Judith Martin
American etiquette expert
Judith Martin (September 13, 1938 - ) American advice columnist (under the pseudonym "Miss Manners")
Quotes
edit- If you can’t be kind, at least be vague.”
- September 1997
- Civilized life begins with a boiled egg sitting upright in an egg cup.
- Miss Manners column "Egg On Their Face", June 19, 2005
- Dear Miss Manners: What about Easter? I suppose you have etiquette rules that apply to Easter Day?
Gentle Reader: Certainly, and when the Day of Judgment comes, Miss Manners will have etiquette rules to apply to that, as well.- Miss Manners' Guide to Excruciatingly Correct Behavior
- Dear Miss Manners: What should I say when I am introduced to a homosexual "couple?"
Gentle Reader: "How do you do?" "How do you do?"- Miss Manners' Guide to Excruciatingly Correct Behavior
- Dear Miss Manners: What is the proper way to eat potato chips?
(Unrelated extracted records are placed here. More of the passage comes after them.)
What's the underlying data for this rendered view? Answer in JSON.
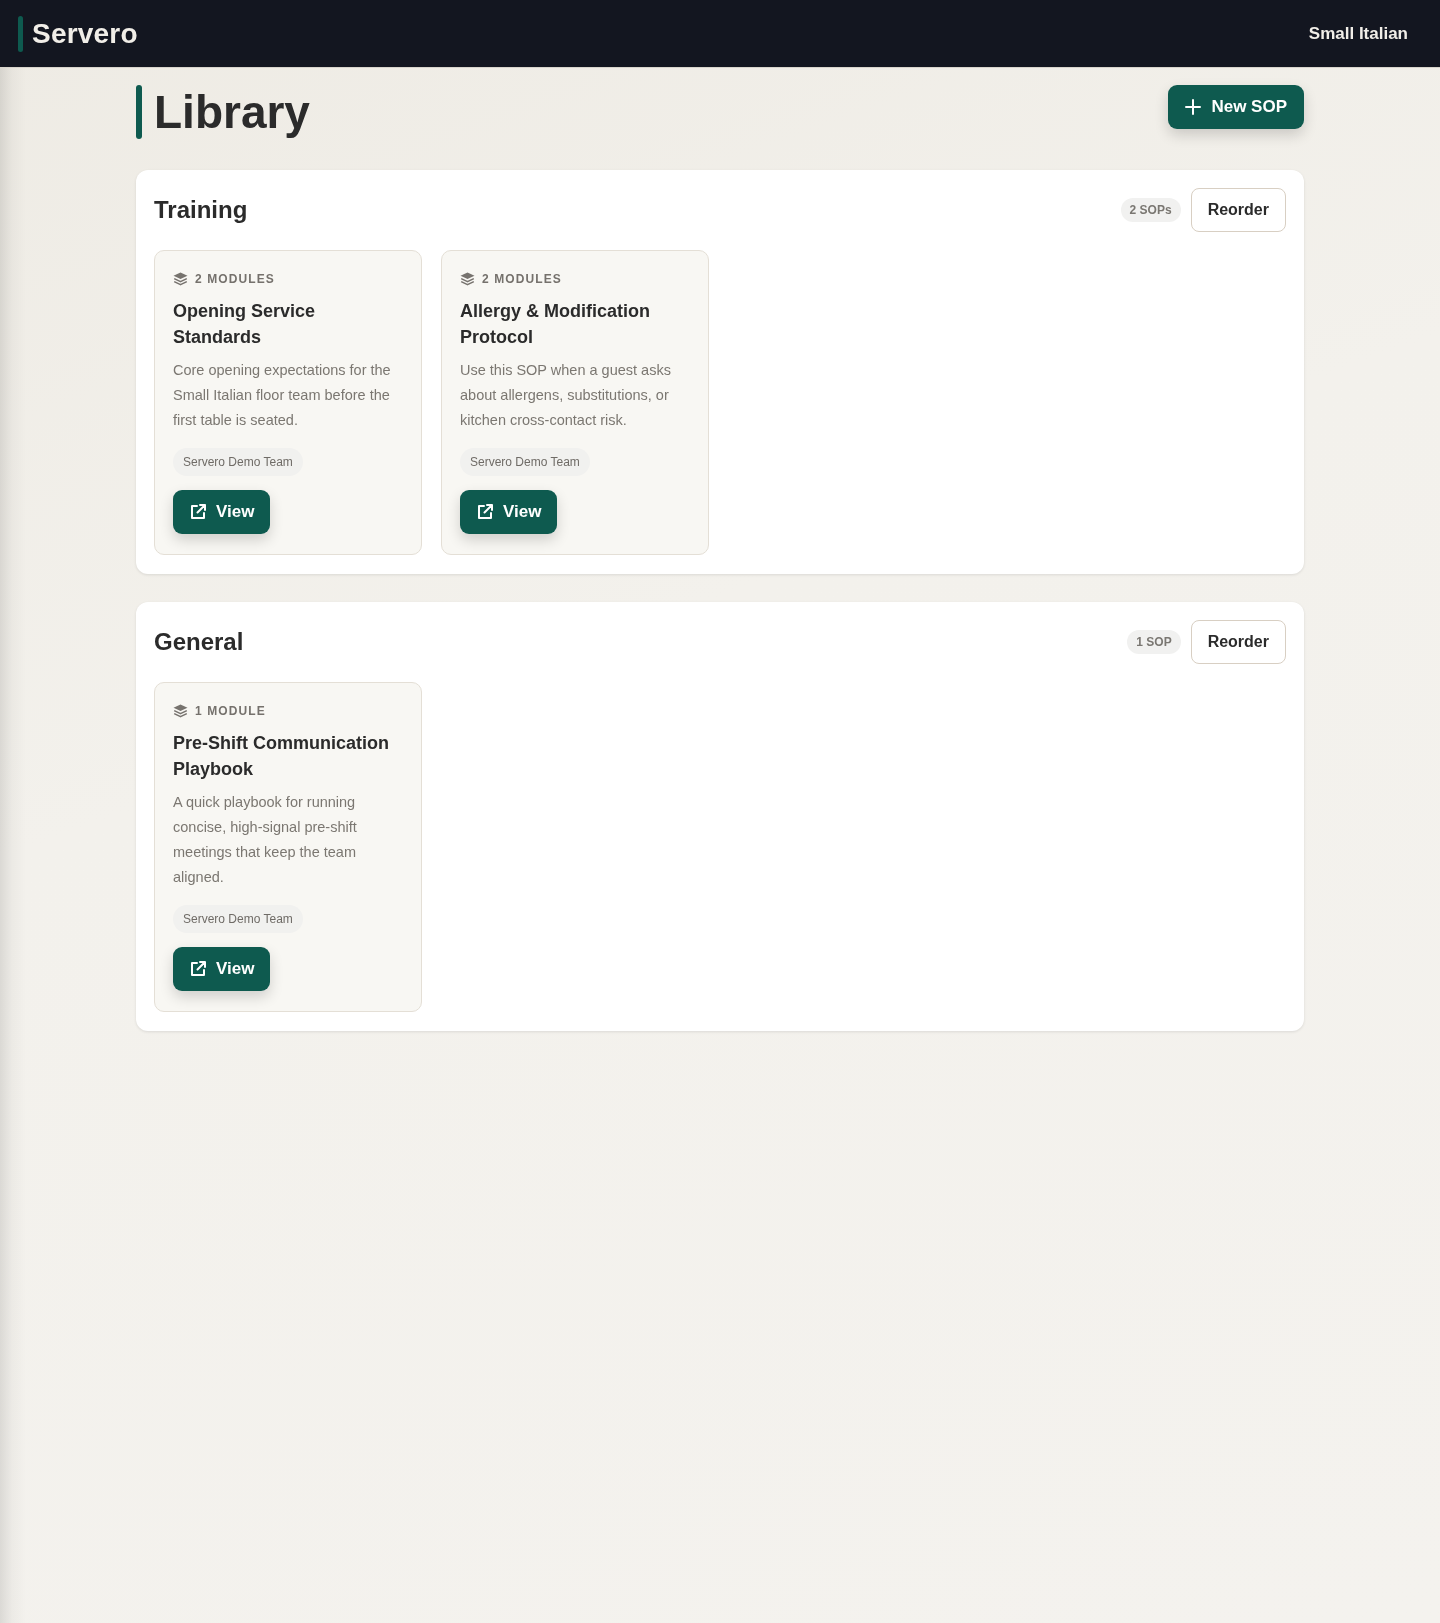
{
  "header": {
    "brand": "Servero",
    "location": "Small Italian"
  },
  "page": {
    "title": "Library",
    "new_button": "New SOP"
  },
  "sections": [
    {
      "title": "Training",
      "count": "2 SOPs",
      "reorder_button": "Reorder",
      "sops": [
        {
          "modules": "2 MODULES",
          "title": "Opening Service Standards",
          "description": "Core opening expectations for the Small Italian floor team before the first table is seated.",
          "team": "Servero Demo Team",
          "view_button": "View"
        },
        {
          "modules": "2 MODULES",
          "title": "Allergy & Modification Protocol",
          "description": "Use this SOP when a guest asks about allergens, substitutions, or kitchen cross-contact risk.",
          "team": "Servero Demo Team",
          "view_button": "View"
        }
      ]
    },
    {
      "title": "General",
      "count": "1 SOP",
      "reorder_button": "Reorder",
      "sops": [
        {
          "modules": "1 MODULE",
          "title": "Pre-Shift Communication Playbook",
          "description": "A quick playbook for running concise, high-signal pre-shift meetings that keep the team aligned.",
          "team": "Servero Demo Team",
          "view_button": "View"
        }
      ]
    }
  ]
}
Gentle Reader: With a knife and fork. A fruit knife and an oyster fork, to be specific. Good heavens, what is the world coming to? Miss Manners does not mind explaining the finer points of gracious living, but she feels that anyone without the sense to pick up a potato chip and stuff it in their face should probably not be running around loose on the streets.- Miss Manners' Guide to Excruciatingly Correct Behavior
- Miss Manners doubts that there is anything in the world like an elegantly dressed Bostonian lurching across the room and diving face first into a bowl of guacamole dip while simultaneously disengaging her bodice from her bosom. Therefore, Miss Manners has a wee bit of trouble preparing a general rule for dealing with this eventuality.
- Miss Manners' Guide to Excruciatingly Correct Behavior
- If you put together all the ingredients that naturally attract children - sex, violence, revenge, spectacle and vigorous noise - what you have is grand opera.
- Miss Manners' Guide to Excruciatingly Correct Behavior
- Traditionally, a luncheon is a lunch that takes an eon.
- Miss Manners' Guide to Excruciatingly Correct Behavior
- In a fit of exasperation, Miss Manners once demanded of a six-year-old person how it could be so childish and was forced to admit the justice of its reply, “I'm a child."
- Miss Manners' Guide to Excruciatingly Correct Behavior
- Machines do not have feelings... This is not to say that no inanimate objects have feelings -- toys are loaded with feelings, for instance, and only a monster would break the heart of a rag doll.